Amazon jumped into Cloud Computing bandwagon with the release of raw computing power inside virtual machine containers (EC2). They are like individual servers but, rather, based on virtualization than any actual physical hardware. It is an outgrowth of VPS from the previous dedicated server era but with the added advantage of elasticity. This is a simplistic description but it gives an idea of what an Instance is in the Cloud Computing terminology. This kind of approach has its own merits and demerits. While it offers the ability to port apps without having to rewrite the code among other advantages, scaling the apps on instances are not as smooth as in the case of fabric. Also, incidents like the recent lightning strikes make us wonder if the instance based approach is well suited for the needs of startups, in particular.
The other approach is called fabric based approach. In this case, all the physical and virtual infrastructure are abstracted out and attributes like transparent scaling, fault tolerance/self healing, etc. are added, thereby, offering developers an uniform fabric to work with. Some of the advantages of fabric includes linear scaling and under the hood fault tolerance. Unlike the instances, we need not worry about individual hardware or virtual machines going down. The most cited disadvantage is that there is a need for rewriting the code and a possibility of vendor lock-in. There are lots of confusion about the definition and characteristics of the Cloud Fabric but I will not dig into it right now. The above, somewhat simplistic, definition of fabric is good enough for our discussion. Some of the Cloud fabrics are closely tied to particular software develoment platform and/or vendors while others are more general in nature. For example, Google App Engine and Microsoft Azure fits into the former category. With Google App Engine, developers can only develop apps using Python and, now, Java. Both Google App Engine and Microsoft Azure can run from only the vendors’ datacenters. One cannot take them and run on Amazon EC2 Cloud or their own private datacenters. However, there are also general purpose Cloud fabrics like Appistry’s CloudIQ Platform, Gigaspaces’ eXtreme Application Platform, Eucalyptus, etc. that are not tied to a particular vendors’ datacenter and they can be installed on any public cloud and/or private datacenters. Moreover, they are, generally, vendor agnostic when it comes to supporting software development platforms. Some of them are released under proprietary licenses and others under Open Source licenses.
Whether it is a startup or an enterprise, everyone strives to have a zero downtime. When a startup bets their Cloud deployment on the Instance based infrastructure like standalone Amazon instances or GoGrid Servers or Rackspace Cloud Servers, issues like the recent lightning strikes could render their application(s) unavailable. Well, there are ways to fire up instances in other availabilty zones from the backups but there will still be some downtime. If there are no options for multiple availability zones, the startups will have to wait and watch till the Cloud provider fixes the issues. Instead, if the startups use a Cloud fabric with multiple vendors, such disaster strikes will have no impact because the fabric can manage the whole healing process in a completely transparent manner. The same thing can also be achieved in a properly architected instance based setup but the Cloud fabric makes it much more seamless to manage such incidents. By selecting a general purpose fabric supporting many software development platforms, it is possible to avoid platform and vendor lock-in. Well, the platform lock-in will always be there in any IT deployment. We cannot avoid it. The moment a particular software platform is selected for developing the apps, we are locking ourselves into that platform. Also, by selecting an Open Source fabric, we can even avoid some pitfalls associated with the proprietary ones.

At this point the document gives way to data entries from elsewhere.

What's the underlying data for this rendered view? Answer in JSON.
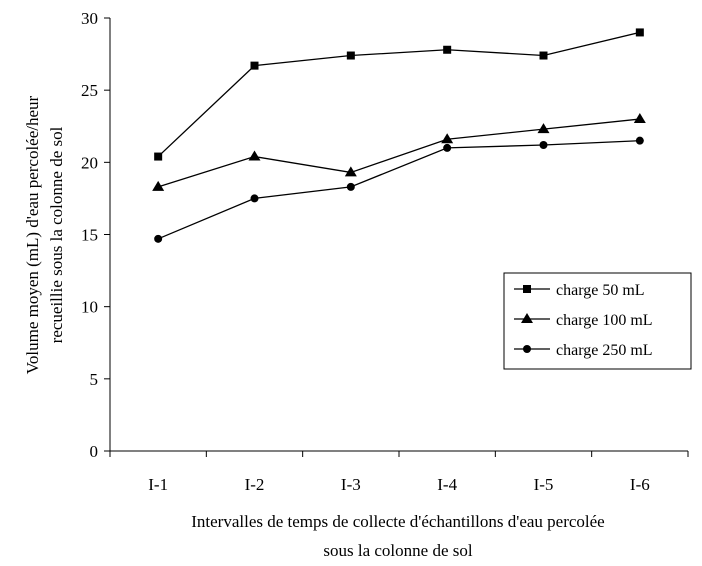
{
  "chart_data": {
    "type": "line",
    "categories": [
      "I-1",
      "I-2",
      "I-3",
      "I-4",
      "I-5",
      "I-6"
    ],
    "series": [
      {
        "name": "charge 50 mL",
        "marker": "square",
        "values": [
          20.4,
          26.7,
          27.4,
          27.8,
          27.4,
          29.0
        ]
      },
      {
        "name": "charge 100 mL",
        "marker": "triangle",
        "values": [
          18.3,
          20.4,
          19.3,
          21.6,
          22.3,
          23.0
        ]
      },
      {
        "name": "charge 250 mL",
        "marker": "circle",
        "values": [
          14.7,
          17.5,
          18.3,
          21.0,
          21.2,
          21.5
        ]
      }
    ],
    "xlabel": [
      "Intervalles de temps de collecte d'échantillons d'eau percolée",
      "sous la colonne de sol"
    ],
    "ylabel": [
      "Volume moyen (mL) d'eau percolée/heur",
      "recueillie sous la colonne de sol"
    ],
    "ylim": [
      0,
      30
    ],
    "yticks": [
      "0",
      "5",
      "10",
      "15",
      "20",
      "25",
      "30"
    ],
    "grid": false,
    "legend_position": "right",
    "line_color": "#000000"
  }
}
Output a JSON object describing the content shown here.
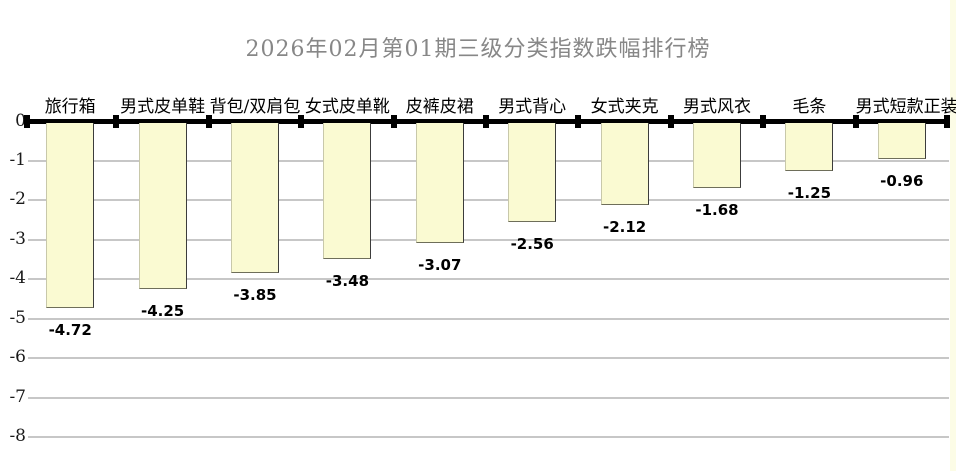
{
  "chart_data": {
    "type": "bar",
    "title": "2026年02月第01期三级分类指数跌幅排行榜",
    "categories": [
      "旅行箱",
      "男式皮单鞋",
      "背包/双肩包",
      "女式皮单靴",
      "皮裤皮裙",
      "男式背心",
      "女式夹克",
      "男式风衣",
      "毛条",
      "男式短款正装"
    ],
    "values": [
      -4.72,
      -4.25,
      -3.85,
      -3.48,
      -3.07,
      -2.56,
      -2.12,
      -1.68,
      -1.25,
      -0.96
    ],
    "data_labels": [
      "-4.72",
      "-4.25",
      "-3.85",
      "-3.48",
      "-3.07",
      "-2.56",
      "-2.12",
      "-1.68",
      "-1.25",
      "-0.96"
    ],
    "y_tick_labels": [
      "0",
      "-1",
      "-2",
      "-3",
      "-4",
      "-5",
      "-6",
      "-7",
      "-8"
    ],
    "ylim": [
      -8,
      0
    ],
    "xlabel": "",
    "ylabel": "",
    "grid": true,
    "legend": "none",
    "colors": {
      "bar_fill": "#FAFAD2",
      "bar_border_light": "#C8C8AA",
      "bar_border_dark": "#3C3C3C",
      "bar_border_bottom": "#6E6E5A",
      "axis_line": "#000000",
      "gridline": "#C7C7C7",
      "title_text": "#878787",
      "label_text": "#000000",
      "right_strip": "#FCFCE6"
    }
  }
}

I am not dismissing the Instance based approach at all. It has its own advantages but I feel that by selecting a fabric based approach, we can eliminate some of the risks that are unavoidable in the Instance approach. Well, this is definitely not the end of the debate but I thought that it is time to revisit this debate in the light of recent events. I have put forward my arguments in favor of a fabric based approach in this post and I would love to hear from the opposite camp. Feel free to pick me apart on this discussion and, also, offer your own technical arguments on this topic. As we always encourage here in Cloud Ave, you are welcome to post the rebuttal as a guest post.